When patients return home from the hospital, they sometimes need a little bit of extra support. Osler is working with its partners at the Central West Community Care Access Centre (CCAC) and Headwaters Health Care Centre (Headwaters) – as well as the Ontario Telemedicine Network (OTN) and the Central West Local Health Integrated Network (LHIN) – to meet this need with Hospital to Home (H2H).

H2H is a new, innovative model of care that is helping to improve transitions for patients as they leave hospital and re-enter the community. This means that nurses are acting as a single point of contact for patients who require short-term nursing care. It is improving their experience by enabling them to be cared for by the same nurse throughout their hospital stay, and then after they return home. H2H is initially supporting patients with cellulitis and urinary tract infections, though later, expanding to support those with more complex needs. 

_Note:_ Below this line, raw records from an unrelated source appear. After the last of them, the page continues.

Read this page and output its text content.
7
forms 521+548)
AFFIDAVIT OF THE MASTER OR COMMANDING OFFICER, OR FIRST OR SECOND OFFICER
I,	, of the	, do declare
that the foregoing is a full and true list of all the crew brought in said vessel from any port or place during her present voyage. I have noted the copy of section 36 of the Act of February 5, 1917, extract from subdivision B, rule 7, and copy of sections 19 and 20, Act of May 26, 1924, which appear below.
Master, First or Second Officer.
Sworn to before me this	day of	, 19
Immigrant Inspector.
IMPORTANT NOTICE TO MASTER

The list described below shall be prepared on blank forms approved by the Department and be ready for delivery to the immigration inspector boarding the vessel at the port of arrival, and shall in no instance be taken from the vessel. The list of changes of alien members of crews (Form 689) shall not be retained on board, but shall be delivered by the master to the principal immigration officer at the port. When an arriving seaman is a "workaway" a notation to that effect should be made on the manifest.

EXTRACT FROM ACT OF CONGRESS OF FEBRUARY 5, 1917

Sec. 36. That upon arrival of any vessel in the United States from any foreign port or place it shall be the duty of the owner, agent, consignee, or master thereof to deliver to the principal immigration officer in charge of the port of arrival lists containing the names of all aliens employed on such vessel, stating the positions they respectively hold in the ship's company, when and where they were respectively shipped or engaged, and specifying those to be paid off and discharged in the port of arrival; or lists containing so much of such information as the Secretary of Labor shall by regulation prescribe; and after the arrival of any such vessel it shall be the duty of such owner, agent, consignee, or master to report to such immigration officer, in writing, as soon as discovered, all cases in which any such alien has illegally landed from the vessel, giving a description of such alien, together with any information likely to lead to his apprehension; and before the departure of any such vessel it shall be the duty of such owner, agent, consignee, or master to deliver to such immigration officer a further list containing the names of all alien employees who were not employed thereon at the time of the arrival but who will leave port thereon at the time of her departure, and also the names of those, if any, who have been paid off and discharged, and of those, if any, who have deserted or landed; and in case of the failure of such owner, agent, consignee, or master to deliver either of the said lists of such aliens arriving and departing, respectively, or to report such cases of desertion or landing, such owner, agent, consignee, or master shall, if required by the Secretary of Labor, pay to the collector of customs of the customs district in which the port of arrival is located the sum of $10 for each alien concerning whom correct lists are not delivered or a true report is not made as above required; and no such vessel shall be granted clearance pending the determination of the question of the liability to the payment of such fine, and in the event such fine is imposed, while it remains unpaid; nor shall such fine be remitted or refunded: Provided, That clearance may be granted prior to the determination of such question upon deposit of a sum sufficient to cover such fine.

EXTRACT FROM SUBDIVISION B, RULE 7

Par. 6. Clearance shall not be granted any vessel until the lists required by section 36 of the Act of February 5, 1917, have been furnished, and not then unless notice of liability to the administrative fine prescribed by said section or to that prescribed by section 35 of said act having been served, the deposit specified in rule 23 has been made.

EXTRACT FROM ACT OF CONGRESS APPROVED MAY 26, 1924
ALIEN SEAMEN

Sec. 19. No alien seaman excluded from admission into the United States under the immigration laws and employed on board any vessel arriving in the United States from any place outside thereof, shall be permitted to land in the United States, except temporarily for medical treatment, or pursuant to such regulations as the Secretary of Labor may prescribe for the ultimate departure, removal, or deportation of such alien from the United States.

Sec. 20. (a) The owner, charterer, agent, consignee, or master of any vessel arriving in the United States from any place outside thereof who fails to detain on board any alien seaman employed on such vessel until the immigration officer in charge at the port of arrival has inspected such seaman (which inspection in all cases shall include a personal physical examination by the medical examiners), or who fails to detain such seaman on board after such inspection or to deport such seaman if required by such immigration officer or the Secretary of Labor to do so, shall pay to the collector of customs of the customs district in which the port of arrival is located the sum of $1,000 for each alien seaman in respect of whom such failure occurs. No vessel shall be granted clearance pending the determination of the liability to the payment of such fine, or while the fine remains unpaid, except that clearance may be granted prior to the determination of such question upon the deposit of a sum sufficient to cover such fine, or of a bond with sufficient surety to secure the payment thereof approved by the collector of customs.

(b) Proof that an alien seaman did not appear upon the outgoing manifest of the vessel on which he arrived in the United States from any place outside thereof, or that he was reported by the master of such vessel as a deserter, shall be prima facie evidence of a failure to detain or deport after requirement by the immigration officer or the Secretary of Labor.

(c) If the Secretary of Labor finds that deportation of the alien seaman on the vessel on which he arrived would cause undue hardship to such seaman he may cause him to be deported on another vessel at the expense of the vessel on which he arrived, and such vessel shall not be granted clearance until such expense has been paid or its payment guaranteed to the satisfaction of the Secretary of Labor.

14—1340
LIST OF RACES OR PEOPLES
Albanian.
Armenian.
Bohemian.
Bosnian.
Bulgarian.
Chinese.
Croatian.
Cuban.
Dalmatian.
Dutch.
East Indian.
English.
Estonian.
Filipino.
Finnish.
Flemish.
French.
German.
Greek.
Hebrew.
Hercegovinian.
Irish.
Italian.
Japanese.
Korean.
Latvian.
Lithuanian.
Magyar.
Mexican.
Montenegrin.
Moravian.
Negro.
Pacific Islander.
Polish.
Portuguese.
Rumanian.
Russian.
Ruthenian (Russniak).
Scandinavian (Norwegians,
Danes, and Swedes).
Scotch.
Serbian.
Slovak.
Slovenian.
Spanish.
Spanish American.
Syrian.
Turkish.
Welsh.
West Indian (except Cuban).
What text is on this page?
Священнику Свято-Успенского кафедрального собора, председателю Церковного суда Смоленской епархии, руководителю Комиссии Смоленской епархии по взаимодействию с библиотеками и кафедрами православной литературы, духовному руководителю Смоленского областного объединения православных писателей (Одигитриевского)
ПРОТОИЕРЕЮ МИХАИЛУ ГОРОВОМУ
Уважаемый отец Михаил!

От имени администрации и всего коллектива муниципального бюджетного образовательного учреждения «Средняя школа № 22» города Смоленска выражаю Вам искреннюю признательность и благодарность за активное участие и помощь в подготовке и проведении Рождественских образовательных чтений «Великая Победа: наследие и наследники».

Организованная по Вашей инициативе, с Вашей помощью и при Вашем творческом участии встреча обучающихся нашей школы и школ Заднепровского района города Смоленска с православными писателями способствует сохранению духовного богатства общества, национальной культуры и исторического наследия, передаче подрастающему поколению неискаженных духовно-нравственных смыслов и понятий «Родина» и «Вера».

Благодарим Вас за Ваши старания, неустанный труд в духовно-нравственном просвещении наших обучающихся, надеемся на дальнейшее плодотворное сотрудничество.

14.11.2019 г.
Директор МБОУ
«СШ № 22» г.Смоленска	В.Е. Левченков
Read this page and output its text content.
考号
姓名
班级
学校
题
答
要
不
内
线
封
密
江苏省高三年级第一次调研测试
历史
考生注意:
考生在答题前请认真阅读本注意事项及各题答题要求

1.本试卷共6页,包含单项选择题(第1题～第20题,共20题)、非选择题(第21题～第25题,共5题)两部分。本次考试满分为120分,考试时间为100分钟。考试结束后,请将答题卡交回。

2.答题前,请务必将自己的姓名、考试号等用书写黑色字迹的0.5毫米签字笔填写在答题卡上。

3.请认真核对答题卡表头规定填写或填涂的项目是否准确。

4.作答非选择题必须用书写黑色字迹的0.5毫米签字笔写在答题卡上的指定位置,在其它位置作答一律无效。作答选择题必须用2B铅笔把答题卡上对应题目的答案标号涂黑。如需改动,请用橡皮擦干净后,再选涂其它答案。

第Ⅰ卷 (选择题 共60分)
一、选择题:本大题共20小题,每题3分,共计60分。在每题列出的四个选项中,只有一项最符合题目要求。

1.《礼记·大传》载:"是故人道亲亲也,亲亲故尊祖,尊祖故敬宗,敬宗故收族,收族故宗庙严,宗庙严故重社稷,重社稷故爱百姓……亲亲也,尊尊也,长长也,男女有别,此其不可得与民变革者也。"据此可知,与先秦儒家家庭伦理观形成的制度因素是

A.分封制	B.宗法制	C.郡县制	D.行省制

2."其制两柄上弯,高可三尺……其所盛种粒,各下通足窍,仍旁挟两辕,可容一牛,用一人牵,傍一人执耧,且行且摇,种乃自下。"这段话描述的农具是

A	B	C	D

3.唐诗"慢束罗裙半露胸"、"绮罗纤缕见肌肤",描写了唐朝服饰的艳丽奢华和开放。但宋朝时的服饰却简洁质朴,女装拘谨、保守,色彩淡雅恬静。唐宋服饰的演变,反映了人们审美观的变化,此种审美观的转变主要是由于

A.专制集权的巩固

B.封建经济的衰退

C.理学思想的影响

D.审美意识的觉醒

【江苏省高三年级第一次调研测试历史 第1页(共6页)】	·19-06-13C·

H2H was launched at Etobicoke General Hospital in November, at Headwaters Health Care Centre in January, and then at Brampton Civic Hospital in mid-February.

This program is just one more great example of how organizations from across the region are working together to improve access to care that truly benefits patients. And it’s proving to be effective. Since November 2015, more than 120 patients have been enrolled in the program and dedicated H2H nurses have completed over 700 nursing visits in the community.